Before going into the oven
I've always had that joy of eating hot cross buns. For years, my mum has been buying the packaged ones from the supermarket. I thought they were pretty darn great. Just microwave it for a few seconds, and then smother a big knob of butter, each time was like someone giving you a hug. But, it gets better when it's home-made!
This recipe was pretty darn good, although next time I might switch the flour up to bread flour. It is also incredibly easy, and once they're done, they look pretty cute. They could pass off as looking like store-bought. The smell of hot cross buns always really get to me, and this one smelled like the ones from a bakery. I could smell the spices, and the flour with the raisins.

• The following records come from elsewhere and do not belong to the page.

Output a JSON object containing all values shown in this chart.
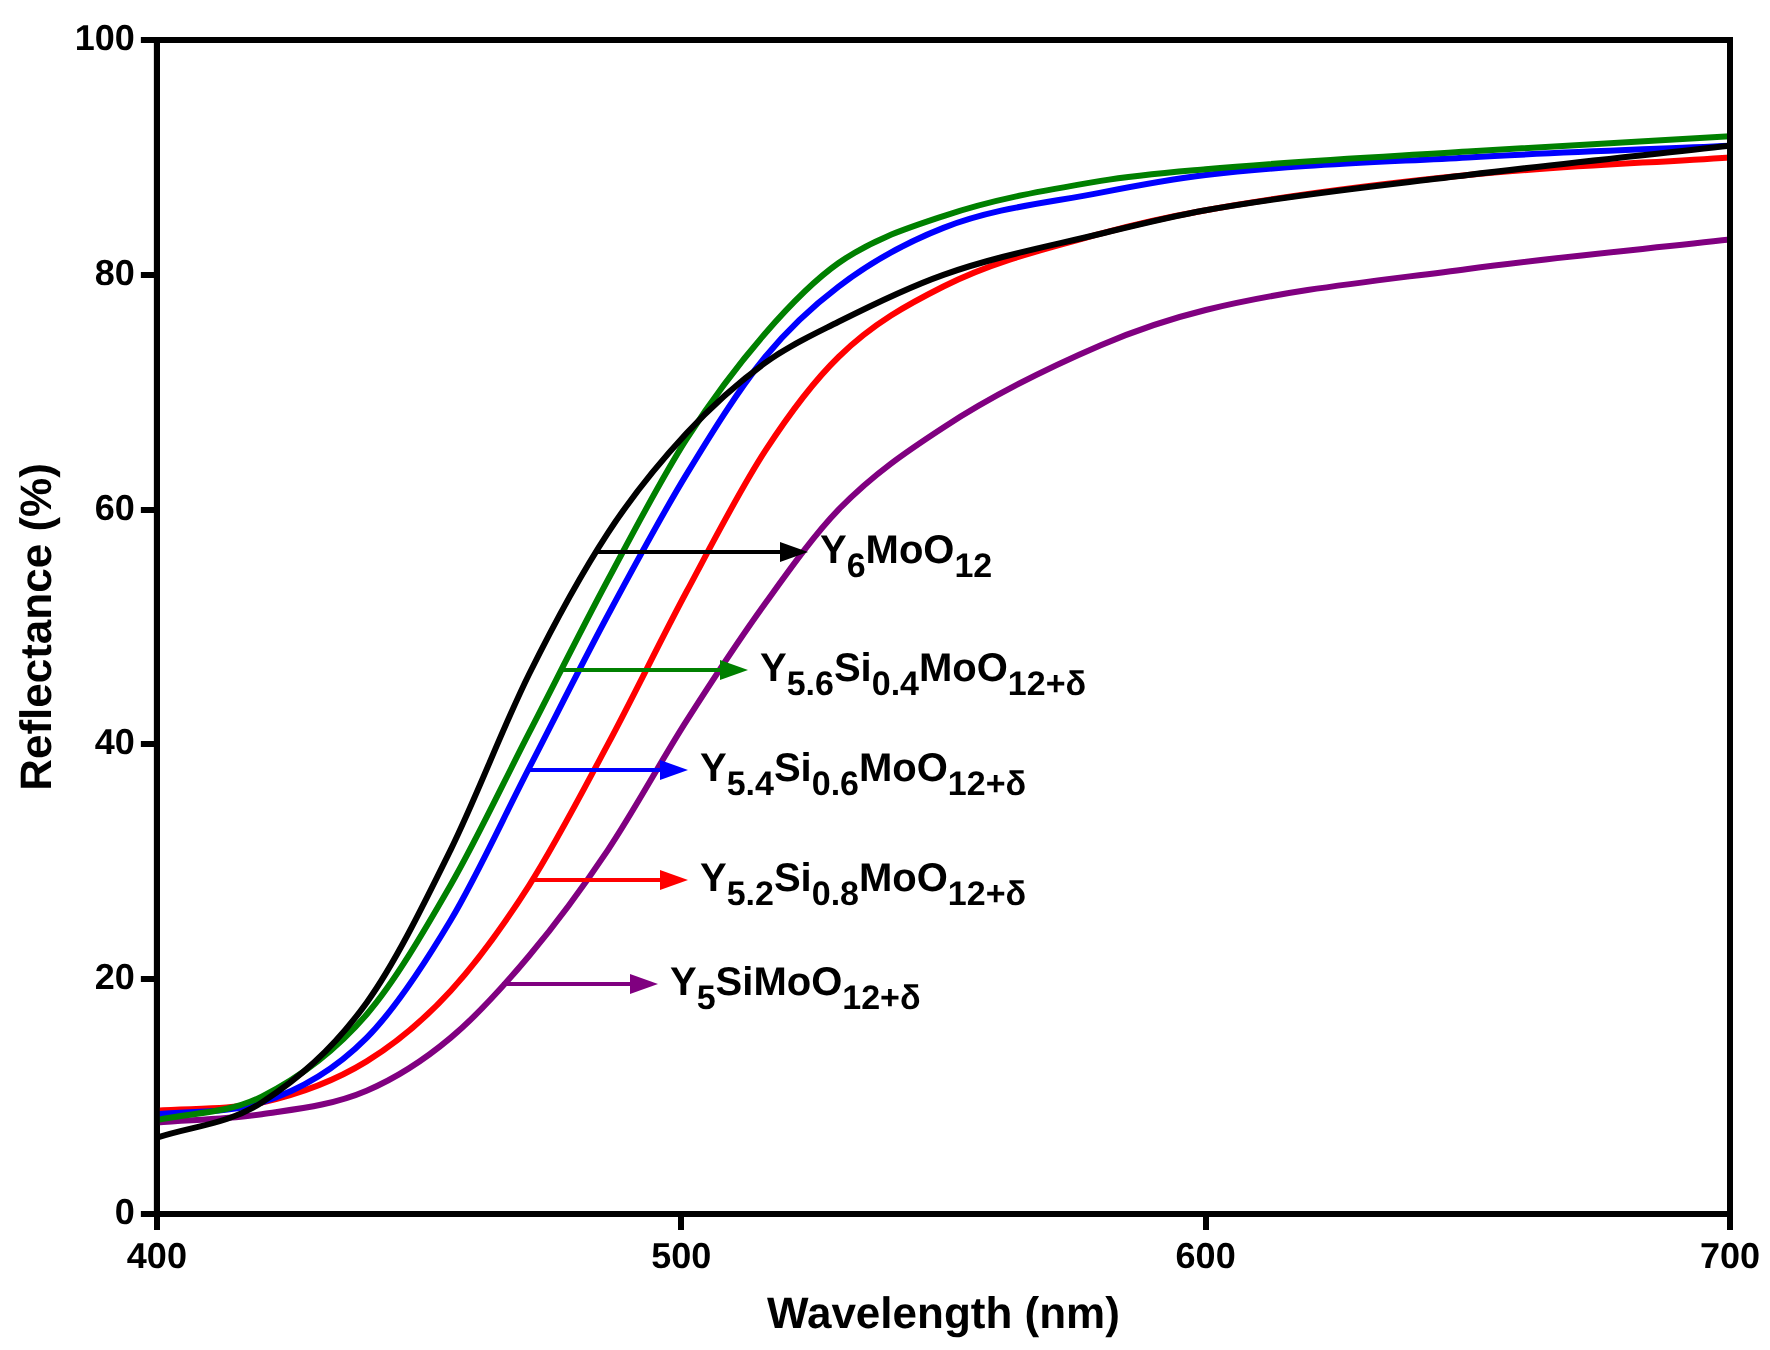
{
  "chart_data": {
    "type": "line",
    "xlabel": "Wavelength (nm)",
    "ylabel": "Reflectance (%)",
    "x": [
      400,
      420,
      440,
      456,
      471,
      486,
      501,
      516,
      530,
      550,
      580,
      600,
      650,
      700
    ],
    "xlim": [
      400,
      700
    ],
    "xticks": [
      400,
      500,
      600,
      700
    ],
    "ylim": [
      0,
      100
    ],
    "yticks": [
      0,
      20,
      40,
      60,
      80,
      100
    ],
    "grid": false,
    "legend": "center",
    "marker": "none",
    "line_style": "solid",
    "series": [
      {
        "name": "Y$_{6}$MoO$_{12}$",
        "color": "#000000",
        "values": [
          6.5,
          9.5,
          18,
          31,
          46,
          58,
          66.5,
          72.5,
          76,
          80,
          83.5,
          85.5,
          88.5,
          91
        ]
      },
      {
        "name": "Y$_{5.6}$Si$_{0.4}$MoO$_{12+δ}$",
        "color": "#008000",
        "values": [
          8,
          10,
          17,
          28,
          41,
          54,
          66,
          75,
          81,
          85,
          88,
          89,
          90.5,
          91.8
        ]
      },
      {
        "name": "Y$_{5.4}$Si$_{0.6}$MoO$_{12+δ}$",
        "color": "#0000ff",
        "values": [
          8.5,
          9.5,
          15,
          25,
          38,
          51,
          63,
          73,
          79,
          84,
          87,
          88.5,
          90,
          91
        ]
      },
      {
        "name": "Y$_{5.2}$Si$_{0.8}$MoO$_{12+δ}$",
        "color": "#ff0000",
        "values": [
          8.8,
          9.5,
          13,
          19,
          28,
          40,
          53,
          65,
          73,
          79,
          83.5,
          85.5,
          88.5,
          90
        ]
      },
      {
        "name": "Y$_{5}$SiMoO$_{12+δ}$",
        "color": "#800080",
        "values": [
          7.8,
          8.5,
          10.5,
          15,
          22,
          31,
          42,
          52,
          60,
          67,
          74,
          77,
          80.5,
          83
        ]
      }
    ]
  }
}
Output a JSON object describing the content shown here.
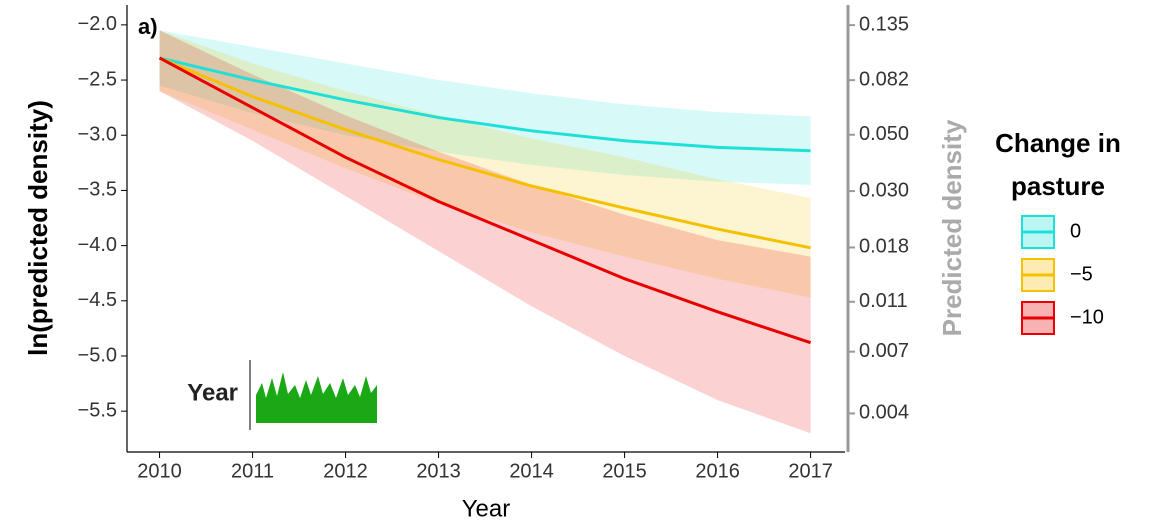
{
  "chart_data": {
    "type": "line",
    "annotations": [
      "a)",
      "Year"
    ],
    "x_label": "Year",
    "y_label": "ln(predicted density)",
    "y2_label": "Predicted density",
    "x": [
      2010,
      2011,
      2012,
      2013,
      2014,
      2015,
      2016,
      2017
    ],
    "xlim": [
      2009.65,
      2017.37
    ],
    "xticks": [
      2010,
      2011,
      2012,
      2013,
      2014,
      2015,
      2016,
      2017
    ],
    "ylim": [
      -5.87,
      -1.82
    ],
    "yticks": [
      {
        "value": -2.0,
        "label": "−2.0"
      },
      {
        "value": -2.5,
        "label": "−2.5"
      },
      {
        "value": -3.0,
        "label": "−3.0"
      },
      {
        "value": -3.5,
        "label": "−3.5"
      },
      {
        "value": -4.0,
        "label": "−4.0"
      },
      {
        "value": -4.5,
        "label": "−4.5"
      },
      {
        "value": -5.0,
        "label": "−5.0"
      },
      {
        "value": -5.5,
        "label": "−5.5"
      }
    ],
    "y2lim": [
      0.00282,
      0.162
    ],
    "y2_log_scale": true,
    "y2ticks": [
      0.135,
      0.082,
      {
        "value": 0.05,
        "label": "0.050"
      },
      {
        "value": 0.03,
        "label": "0.030"
      },
      0.018,
      0.011,
      0.007,
      0.004
    ],
    "legend_title": "Change in pasture",
    "legend": "right",
    "series": [
      {
        "name": "0",
        "color": "#1fe0d8",
        "values": [
          -2.3,
          -2.5,
          -2.68,
          -2.84,
          -2.96,
          -3.05,
          -3.11,
          -3.14
        ],
        "upper": [
          -2.05,
          -2.2,
          -2.35,
          -2.5,
          -2.62,
          -2.72,
          -2.79,
          -2.83
        ],
        "lower": [
          -2.55,
          -2.8,
          -3.0,
          -3.15,
          -3.27,
          -3.36,
          -3.42,
          -3.45
        ]
      },
      {
        "name": "−5",
        "color": "#f5c000",
        "values": [
          -2.3,
          -2.65,
          -2.95,
          -3.22,
          -3.46,
          -3.66,
          -3.85,
          -4.02
        ],
        "upper": [
          -2.05,
          -2.35,
          -2.6,
          -2.82,
          -3.03,
          -3.2,
          -3.4,
          -3.57
        ],
        "lower": [
          -2.6,
          -2.95,
          -3.3,
          -3.62,
          -3.88,
          -4.1,
          -4.3,
          -4.47
        ]
      },
      {
        "name": "−10",
        "color": "#e80000",
        "values": [
          -2.3,
          -2.75,
          -3.2,
          -3.6,
          -3.95,
          -4.3,
          -4.6,
          -4.88
        ],
        "upper": [
          -2.05,
          -2.45,
          -2.82,
          -3.15,
          -3.45,
          -3.72,
          -3.95,
          -4.1
        ],
        "lower": [
          -2.6,
          -3.05,
          -3.55,
          -4.05,
          -4.55,
          -5.0,
          -5.4,
          -5.7
        ]
      }
    ]
  }
}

 Except, you actually know what goes into these. And, you can adjust it to your liking. Don't like raisins? Maybe put some chocolate chips. Like more cinnamon and spices? Add more!
 My first term of school is nearly over, and I am more than ready for the holidays. It's time for some Friends marathon, a bookathon and a bake-athon.
Look out for another hot cross buns post soon! I will be making chocolate hot cross buns :)
Hot cross buns
Yields: 12 buns

310 ml warmed milk
60 g sugar
14 g dried yeast (2 x 7g satchels)
600 g all-purpose flour, sifted
1 tsp salt
1.5 tsps ground cinnamon
1 tsp allspice
1/2 tsp ground nutmeg
60 g butter
1 cup of raisins/sultanas *
2 eggs

* The original recipe calls for 1 and a half cups of raisins, but I thought that was a little too much, so I reduced it to 1 cup.

60 g plain flour
60 ml water

2 tbsp apricot jam, warmed and then strained

1. In a bowl, whisk together the sugar, milk and yeast together until well combined. Set aside for 10 minutes, or until it becomes frothy.
2. Mix the flour, salt and spices in a large bowl. Using your fingers, rub the butter into the flour until mixed and crumbly. Stir in the raisins/sultanas, egg and the yeast mixture until combined.
3. On a lightly floured surface, knead the bread dough for about 5 minutes until smooth and elastic.
4. Lightly grease another large bowl and place the dough in and turn to coat the surface with grease. Cover with cling wrap, and leave in a warm environment for 45 minutes, or until the dough has doubled in size.
5. When ready, remove the cling wrap and use your fist to punch down the dough. Give it another knead until smooth, and divide into 12 buns (I managed to get 14 buns though).
6. Place the buns into a greased baking tray, or lined with parchment paper. Cover with a towel or clingwrap and leave in a warm place to rise again for another 15 minutes. Preheat to 200 C (400 F)
7. Whisk together the flour and water to form a smooth paste. Pipe the crosses onto p of the buns, and bake at 200 C (400 F) for 10 minutes. Reduce heat to 180 C, and bake for a further 15 minutes. Buns are ready when it sounds hollow when you tap the tops.
8. Brush with the apricot glaze, while it is still warm.

Adapted from Citrus and candy


  1. oh gosh... milliliters and grams... I always sucked at conversions:)

    1. Do you mean how to convert ml to g? It's the same measurement, just different units so 310 ml milk is essentially 310 g of milk if that makes sense! Or if you're talking about converting it into ounces/American measurement, you can find a converter online!